One of the pleasures of writing incessantly online is the likelihood that you’ve run across something before, even if you don’t have it in the top of memory. Prentiss Riddle wrote about The Art of Memory in 2003, apparently because I mentioned it on a mailing list, saying this:
Frances Yates, The Art of Memory – just getting started on this one, which is an account of the history of mnemotechnics: the art and practice of expanding and augmenting the human memory. The classical account of this goes back to Simonides of Ceos, who had memorized all of the names and seating arrangements of the attendees at a banquet while giving a speech to them and was thus able to identify the dead when the banquet hall collapsed. Ancient orators used these memory systems to memorize long, long speeches.
Now, armed with a new word “mnemotechnic”, I can go through and pluck out this precious specimen from Google Books; the Phreno-mnemotechnic dictionary, a work from 1844 by Francis Fauvel-Gourand with a preface that illustrates the noted figures in the history of those who have an exceptional memory. The bulk of the work is a dictionary compiled along the principles of “soundex”, where words with similar consonant structure are indexed together and given a number. Thus you will find on page 62 the entry for 382 (“homophony”, “muffin”); to make this make sense, you need to get a mapping between the “m” sound and the number 3, “f” or “ph” and 8, “n” and 2, and then encode.
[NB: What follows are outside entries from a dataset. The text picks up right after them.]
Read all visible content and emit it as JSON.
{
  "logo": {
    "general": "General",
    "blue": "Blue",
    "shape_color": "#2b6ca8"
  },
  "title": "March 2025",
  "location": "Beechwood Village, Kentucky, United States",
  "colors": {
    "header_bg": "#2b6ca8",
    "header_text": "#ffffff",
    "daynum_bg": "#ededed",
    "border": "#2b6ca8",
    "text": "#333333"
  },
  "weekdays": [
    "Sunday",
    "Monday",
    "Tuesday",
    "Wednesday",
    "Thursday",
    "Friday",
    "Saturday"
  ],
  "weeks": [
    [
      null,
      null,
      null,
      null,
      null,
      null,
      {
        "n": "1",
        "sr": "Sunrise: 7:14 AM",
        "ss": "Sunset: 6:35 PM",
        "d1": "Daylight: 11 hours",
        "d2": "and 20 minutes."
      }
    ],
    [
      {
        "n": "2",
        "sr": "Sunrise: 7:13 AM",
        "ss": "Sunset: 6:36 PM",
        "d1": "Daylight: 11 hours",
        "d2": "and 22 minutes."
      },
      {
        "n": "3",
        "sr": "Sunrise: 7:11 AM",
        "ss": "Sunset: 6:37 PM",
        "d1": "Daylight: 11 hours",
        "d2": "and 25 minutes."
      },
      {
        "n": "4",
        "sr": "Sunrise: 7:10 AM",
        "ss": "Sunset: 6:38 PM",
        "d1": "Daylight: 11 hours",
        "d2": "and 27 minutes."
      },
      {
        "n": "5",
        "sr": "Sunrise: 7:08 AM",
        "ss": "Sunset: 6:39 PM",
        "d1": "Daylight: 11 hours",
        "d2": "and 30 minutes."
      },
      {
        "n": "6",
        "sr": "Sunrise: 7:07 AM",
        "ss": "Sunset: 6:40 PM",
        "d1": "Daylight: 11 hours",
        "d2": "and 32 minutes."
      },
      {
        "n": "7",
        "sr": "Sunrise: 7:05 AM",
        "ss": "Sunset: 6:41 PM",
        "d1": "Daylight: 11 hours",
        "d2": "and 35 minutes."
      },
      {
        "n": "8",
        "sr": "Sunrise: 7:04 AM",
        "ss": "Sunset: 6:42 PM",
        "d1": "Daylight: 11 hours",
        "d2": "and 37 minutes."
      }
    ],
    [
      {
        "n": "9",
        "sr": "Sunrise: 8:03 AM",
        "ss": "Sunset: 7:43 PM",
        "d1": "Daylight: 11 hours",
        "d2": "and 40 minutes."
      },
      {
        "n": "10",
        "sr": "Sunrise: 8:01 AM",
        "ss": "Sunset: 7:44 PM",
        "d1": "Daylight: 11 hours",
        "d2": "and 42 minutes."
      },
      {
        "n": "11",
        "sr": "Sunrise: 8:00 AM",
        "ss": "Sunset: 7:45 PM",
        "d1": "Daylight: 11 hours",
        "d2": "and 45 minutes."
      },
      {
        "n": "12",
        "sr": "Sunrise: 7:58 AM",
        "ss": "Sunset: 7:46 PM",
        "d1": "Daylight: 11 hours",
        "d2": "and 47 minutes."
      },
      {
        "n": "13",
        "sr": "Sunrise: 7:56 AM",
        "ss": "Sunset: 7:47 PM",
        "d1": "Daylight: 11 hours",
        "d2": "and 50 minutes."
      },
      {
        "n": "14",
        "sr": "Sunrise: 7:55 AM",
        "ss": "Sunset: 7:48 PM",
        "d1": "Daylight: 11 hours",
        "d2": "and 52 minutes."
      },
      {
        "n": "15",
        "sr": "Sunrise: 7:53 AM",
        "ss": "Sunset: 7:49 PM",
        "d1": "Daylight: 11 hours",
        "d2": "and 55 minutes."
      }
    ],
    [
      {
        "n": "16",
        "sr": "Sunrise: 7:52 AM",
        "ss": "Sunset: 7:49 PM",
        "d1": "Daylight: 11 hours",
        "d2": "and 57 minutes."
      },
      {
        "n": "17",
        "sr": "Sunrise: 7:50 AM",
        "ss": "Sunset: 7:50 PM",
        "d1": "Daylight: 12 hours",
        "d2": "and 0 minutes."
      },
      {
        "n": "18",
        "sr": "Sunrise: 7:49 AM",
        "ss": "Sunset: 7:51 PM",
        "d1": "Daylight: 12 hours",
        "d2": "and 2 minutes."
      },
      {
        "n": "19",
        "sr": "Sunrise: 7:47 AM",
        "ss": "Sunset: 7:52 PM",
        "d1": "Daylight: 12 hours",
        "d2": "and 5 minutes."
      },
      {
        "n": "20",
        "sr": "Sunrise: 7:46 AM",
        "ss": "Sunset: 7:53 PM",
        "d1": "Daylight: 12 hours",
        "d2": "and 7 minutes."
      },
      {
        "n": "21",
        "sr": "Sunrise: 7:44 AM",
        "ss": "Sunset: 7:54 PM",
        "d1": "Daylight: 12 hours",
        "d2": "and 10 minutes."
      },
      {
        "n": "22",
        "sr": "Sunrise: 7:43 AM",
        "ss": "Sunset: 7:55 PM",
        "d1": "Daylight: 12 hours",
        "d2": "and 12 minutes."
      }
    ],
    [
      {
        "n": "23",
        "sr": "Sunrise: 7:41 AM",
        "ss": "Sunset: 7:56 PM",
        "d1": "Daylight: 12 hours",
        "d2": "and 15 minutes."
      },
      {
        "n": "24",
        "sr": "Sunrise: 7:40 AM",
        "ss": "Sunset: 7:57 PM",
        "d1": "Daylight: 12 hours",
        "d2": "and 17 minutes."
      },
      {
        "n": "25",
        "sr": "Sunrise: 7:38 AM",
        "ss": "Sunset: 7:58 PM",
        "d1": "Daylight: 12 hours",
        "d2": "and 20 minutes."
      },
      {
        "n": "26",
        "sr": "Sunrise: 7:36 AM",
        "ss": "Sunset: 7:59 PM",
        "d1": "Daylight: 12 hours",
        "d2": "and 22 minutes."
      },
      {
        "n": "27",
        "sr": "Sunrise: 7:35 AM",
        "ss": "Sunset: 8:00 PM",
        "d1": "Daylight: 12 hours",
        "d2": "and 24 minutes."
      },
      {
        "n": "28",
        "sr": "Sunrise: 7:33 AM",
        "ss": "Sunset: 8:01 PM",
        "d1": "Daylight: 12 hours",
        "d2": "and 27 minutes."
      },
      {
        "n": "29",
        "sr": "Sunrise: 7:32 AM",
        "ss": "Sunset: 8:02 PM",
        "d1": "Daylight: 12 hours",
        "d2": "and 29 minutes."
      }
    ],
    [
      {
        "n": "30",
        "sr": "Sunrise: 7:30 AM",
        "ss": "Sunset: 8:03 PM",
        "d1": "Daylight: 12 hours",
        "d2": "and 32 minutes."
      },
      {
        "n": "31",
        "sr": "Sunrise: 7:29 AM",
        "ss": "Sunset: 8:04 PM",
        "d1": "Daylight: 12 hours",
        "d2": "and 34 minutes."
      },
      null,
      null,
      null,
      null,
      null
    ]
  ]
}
Could there be any practical use for this? Certainly; this is a learned synesthesia, where numbers turn into words. If you ever have had to memorize a license plate number (I am looking at one where the partial plate is “6981”) you know it’s hard. But knowing that 69 maps to “sheep” and 81 maps to “fat” means that this vehicle can be memorialized as “sheepfat”, which is wonderful in its own way.
Now where was I? Distracted, I guess. Like Nathan Schneider, my memories are indexed in part through the books I have been reading. The bookshelf that he evokes, carefully collected, is the memory construct that says that when you pull in one book you want to be able to leaf through the one next to it on the bookshelf, or the whole shelf full of them assembled for a purpose. You judge the quality of a story told through books by the quality and comprehensiveness of the books invoked to tell it, and you look for the bibliography eagerly for texts you have missed.
My bookshelves are too small to hold all the books that might sit on them, but sometimes there have been ways to make up for that. The photo of the bookshelf provides some substitute to prove not only that you have had the books but also that you know that some go together with others.